Ensure to set the text file encoding to UTF-8.

  • Window -> Preferences -> General -> Workspace
  • Set 'Text file encoding' to 'Other' - 'UTF-8'

Build

The NatTable build is based on pomless Tycho. To build from the command line, you need to execute the following command from the NATTABLE_TRUNK/nattable directory:

mvn clean verify

After the build successfully finished, you will find an Update Site archive in

NATTABLE_TRUNK/nattable/org.eclipse.nebula.widgets.nattable.updatesite/target

that you can use for example in a local target definition.

Contributing Patches

We use Gerrit for reviewing and accepting patches. Please have a look at the Eclipse Gerrit Guide.
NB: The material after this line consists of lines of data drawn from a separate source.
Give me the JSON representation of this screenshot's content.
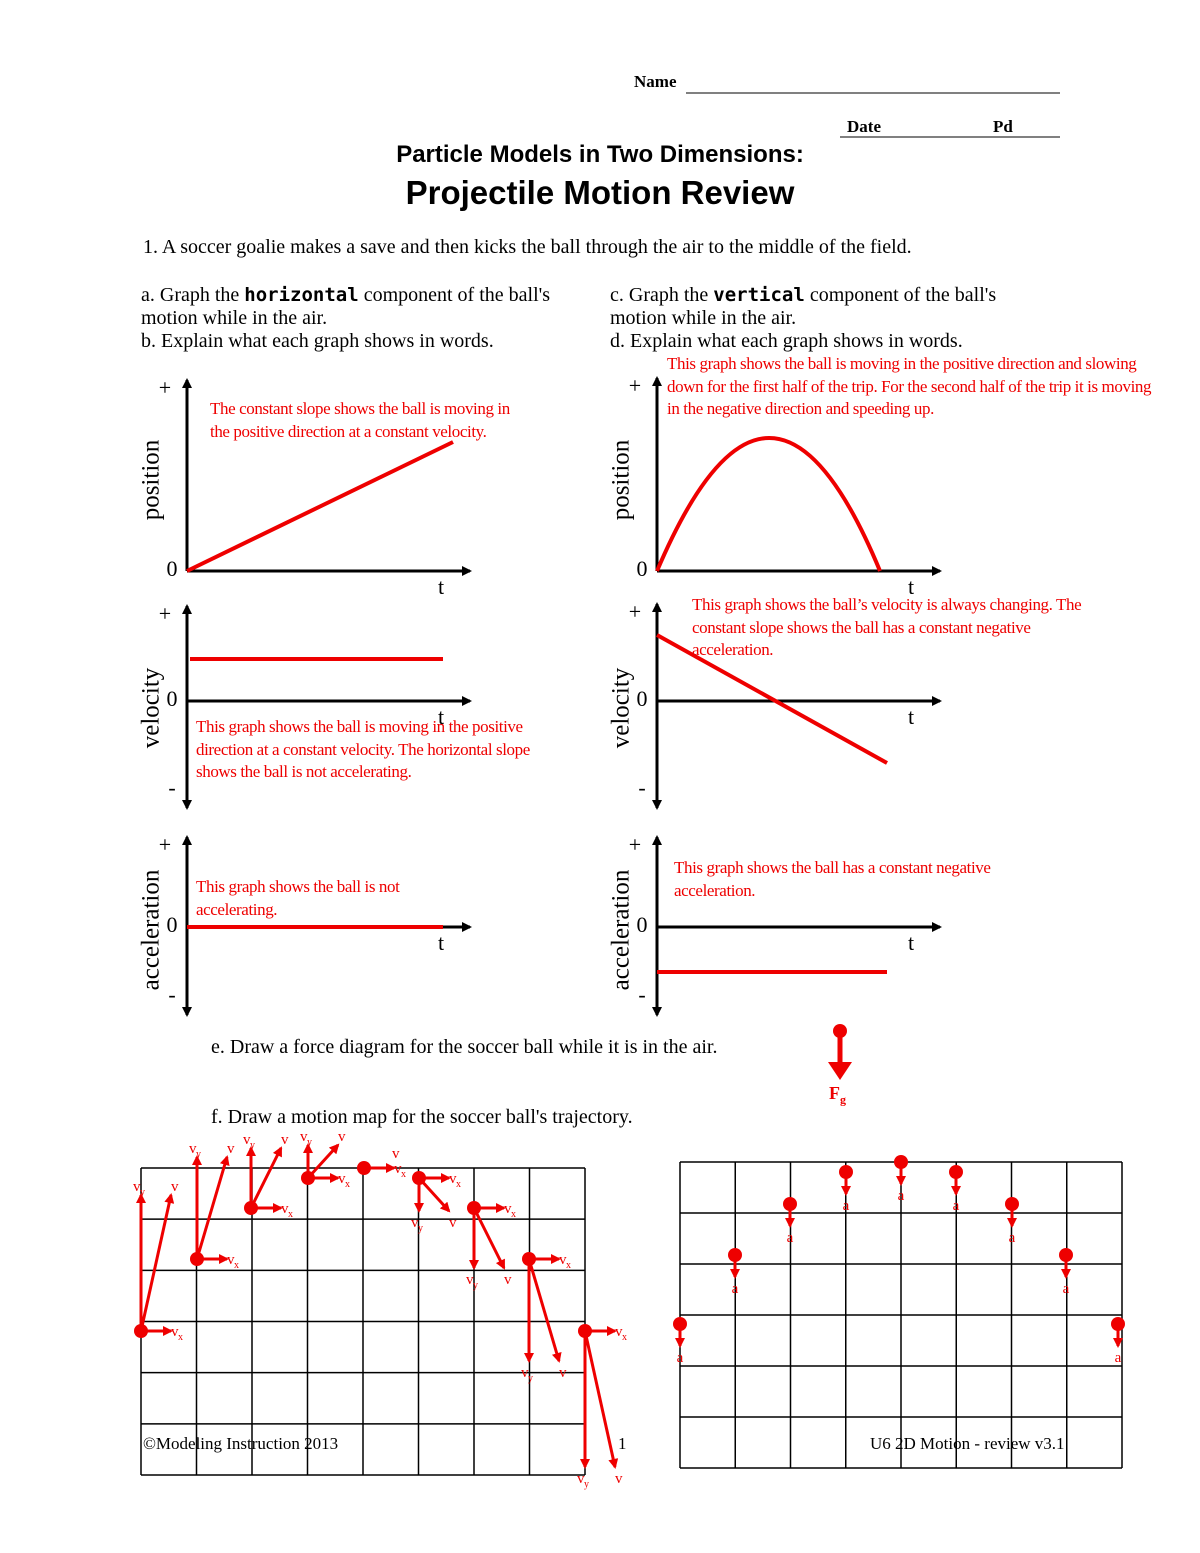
{
  "header": {
    "name_label": "Name",
    "date_label": "Date",
    "pd_label": "Pd",
    "title": "Particle Models in Two Dimensions:",
    "subtitle": "Projectile Motion Review"
  },
  "question": "1. A soccer goalie makes a save and then kicks the ball through the air to the middle of the field.",
  "left_prompt": {
    "a_pre": "a. Graph the ",
    "a_bold": "horizontal",
    "a_post": " component of the ball's motion while in the air.",
    "b": "b. Explain what each graph shows in words."
  },
  "right_prompt": {
    "c_pre": "c. Graph the ",
    "c_bold": "vertical",
    "c_post": " component of the ball's motion while in the air.",
    "d": "d. Explain what each graph shows in words."
  },
  "axis_marks": {
    "plus": "+",
    "zero": "0",
    "minus": "-",
    "t": "t"
  },
  "graphs": [
    {
      "axis_label": "position",
      "answer": "The constant slope shows the ball is moving in the positive direction at a constant velocity."
    },
    {
      "axis_label": "velocity",
      "answer": "This graph shows the ball is moving in the positive direction at a constant velocity. The horizontal slope shows the ball is not accelerating."
    },
    {
      "axis_label": "acceleration",
      "answer": "This graph shows the ball is not accelerating."
    },
    {
      "axis_label": "position",
      "answer": "This graph shows the ball is moving in the positive direction and slowing down for the first half of the trip. For the second half of the trip it is moving in the negative direction and speeding up."
    },
    {
      "axis_label": "velocity",
      "answer": "This graph shows the ball’s velocity is always changing.  The constant slope shows the ball has a constant negative acceleration."
    },
    {
      "axis_label": "acceleration",
      "answer": "This graph shows the ball has a constant negative acceleration."
    }
  ],
  "force": {
    "prompt": "e. Draw a force diagram for the soccer ball while it is in the air.",
    "label": "F",
    "label_sub": "g"
  },
  "motion_map": {
    "prompt": "f. Draw a motion map for the soccer ball's trajectory.",
    "v": "v",
    "x": "x",
    "y": "y",
    "a": "a"
  },
  "footer": {
    "left": "©Modeling Instruction 2013",
    "page": "1",
    "right": "U6 2D Motion - review v3.1"
  }
}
Contributing to the NatTable website

To contribute to the website the following repositories need to be cloned:

  • git clone ssh://<user_id>@git.eclipse.org:29418/www.eclipse.org/nattable
  • git clone ssh://<user_id>@git.eclipse.org:29418/www.eclipse.org/eclipse.org-common

To test locally we recommend a local webserver installation with PHP support, e.g. XAMPP.

If XAMPP is used, ensure that the two cloned repositories are accessible in the webserver. This can be done for example by setting symbolic links in the htdocs directory of XAMPP.

  • Open a Windows console as Administrator
  • Change directory: <install_dir>\xampp\htdocs
  • mklink /D nattable <clone_dir>\nattable
  • mklink /D "eclipse.org-common" <clone_dir>\eclipse.org-common

Once the symbolic links are in place, start XAMPP via control center and open localhost/nattable in a browser.